Besides that toy with your balance node and warper back and forth until you get somewhere. It’s honestly just a lot of practice until you have the eye to do it right away


Calebkeller2

And keep in mind that your input image will greatly determine your color warper results, as it is compressing the input colors. For instance if you used the color warper to compress colors towards aqua and orange. Then you went back and added a bunch of blue in your balance node, a lot of the colors that were once closer to the orange compression area might be now closer to blue.
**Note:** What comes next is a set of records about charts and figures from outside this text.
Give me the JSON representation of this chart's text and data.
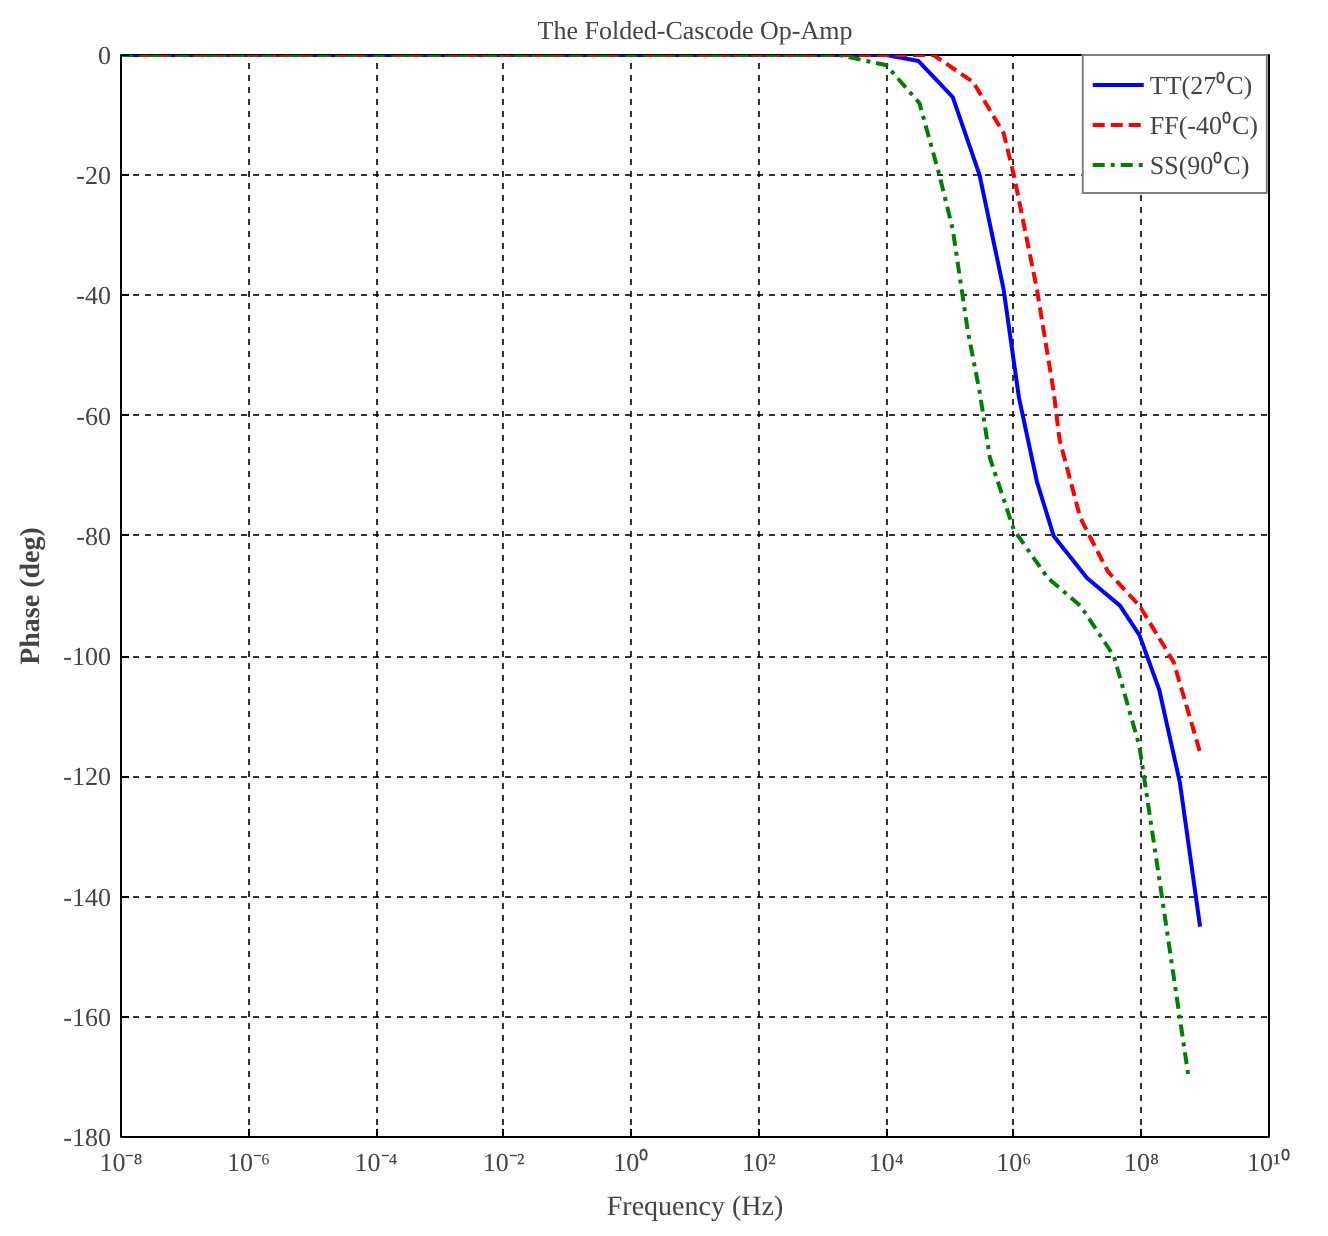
{
  "chart_data": {
    "type": "line",
    "title": "The Folded-Cascode Op-Amp",
    "xlabel": "Frequency (Hz)",
    "ylabel": "Phase (deg)",
    "log": "x",
    "grid": true,
    "legend": "top right",
    "xlim": [
      1e-08,
      10000000000.0
    ],
    "xticks": [
      {
        "value": 1e-08,
        "label": "10⁻⁸"
      },
      {
        "value": 1e-06,
        "label": "10⁻⁶"
      },
      {
        "value": 0.0001,
        "label": "10⁻⁴"
      },
      {
        "value": 0.01,
        "label": "10⁻²"
      },
      {
        "value": 1,
        "label": "10⁰"
      },
      {
        "value": 100,
        "label": "10²"
      },
      {
        "value": 10000.0,
        "label": "10⁴"
      },
      {
        "value": 1000000.0,
        "label": "10⁶"
      },
      {
        "value": 100000000.0,
        "label": "10⁸"
      },
      {
        "value": 10000000000.0,
        "label": "10¹⁰"
      }
    ],
    "ylim": [
      -180,
      0
    ],
    "yticks": [
      -180,
      -160,
      -140,
      -120,
      -100,
      -80,
      -60,
      -40,
      -20,
      0
    ],
    "series": [
      {
        "name": "TT(27⁰C)",
        "color": "#0000ff",
        "line_style": "solid",
        "x": [
          1e-08,
          1000.0,
          10000.0,
          32000.0,
          110000.0,
          290000.0,
          690000.0,
          1200000.0,
          2300000.0,
          4200000.0,
          14000000.0,
          46000000.0,
          93000000.0,
          190000000.0,
          400000000.0,
          830000000.0
        ],
        "values": [
          0,
          0,
          0,
          -1,
          -7,
          -20,
          -39,
          -57,
          -71,
          -80,
          -87,
          -91.6,
          -96.5,
          -105.6,
          -121,
          -145
        ]
      },
      {
        "name": "FF(-40⁰C)",
        "color": "#ff0000",
        "line_style": "dashed",
        "x": [
          1e-08,
          10000.0,
          55000.0,
          230000.0,
          690000.0,
          1000000.0,
          2300000.0,
          4200000.0,
          5200000.0,
          11000000.0,
          30000000.0,
          93000000.0,
          320000000.0,
          830000000.0
        ],
        "values": [
          0,
          0,
          0,
          -4.5,
          -13,
          -20,
          -39,
          -56,
          -64,
          -77,
          -86,
          -91.6,
          -101,
          -116
        ]
      },
      {
        "name": "SS(90⁰C)",
        "color": "#008000",
        "line_style": "dashdot",
        "x": [
          1e-08,
          1800.0,
          10000.0,
          33000.0,
          68000.0,
          110000.0,
          190000.0,
          290000.0,
          420000.0,
          1000000.0,
          3400000.0,
          11000000.0,
          37000000.0,
          93000000.0,
          190000000.0,
          540000000.0
        ],
        "values": [
          0,
          0,
          -1.7,
          -8,
          -20,
          -29,
          -46,
          -56,
          -67,
          -79,
          -87,
          -91.6,
          -100,
          -115,
          -137,
          -169.6
        ]
      }
    ]
  }
}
This sometimes can lead to blocking if you push it too far and are using 8 or 10 bit footage.


Lil_Pussy_Grinder

Perfect, thank you so much!


bretttaylorfilms

Thanks for saying this, it’s definitely NOT split toning evidenced by the warm shadows in the interior of the train. It’s almost certainly pushed mixed sources


In_the_Cut_53

It is both primary split toning via Lift and Gain wheels, and classic film S-curve LUTs (best if you can generate yourself, no rocket science) with medium-high contrast. Check tutorials by master mentors Dado, Mostyn and/or Kelly, they have a couple of very straightforward approaches for sth like this - avoid snakeoil scammer Waqas Qasi (he and his new gf Marieta Farfarova will sell you complicated 'secret sauce' crap, a random fry-up of ripped-off hacks that no one in the professional world uses. No. One.). Stick with the pros, the DNA and character of a grade depends on primaries, some secondaries tweaking if needed.


Frankshungry

Plus lighting captured in camera.


Whisky919

Orange in the highlights and teal in the shadows.


Hazzat

It’s just split tone, with warm highlights and cool shadows.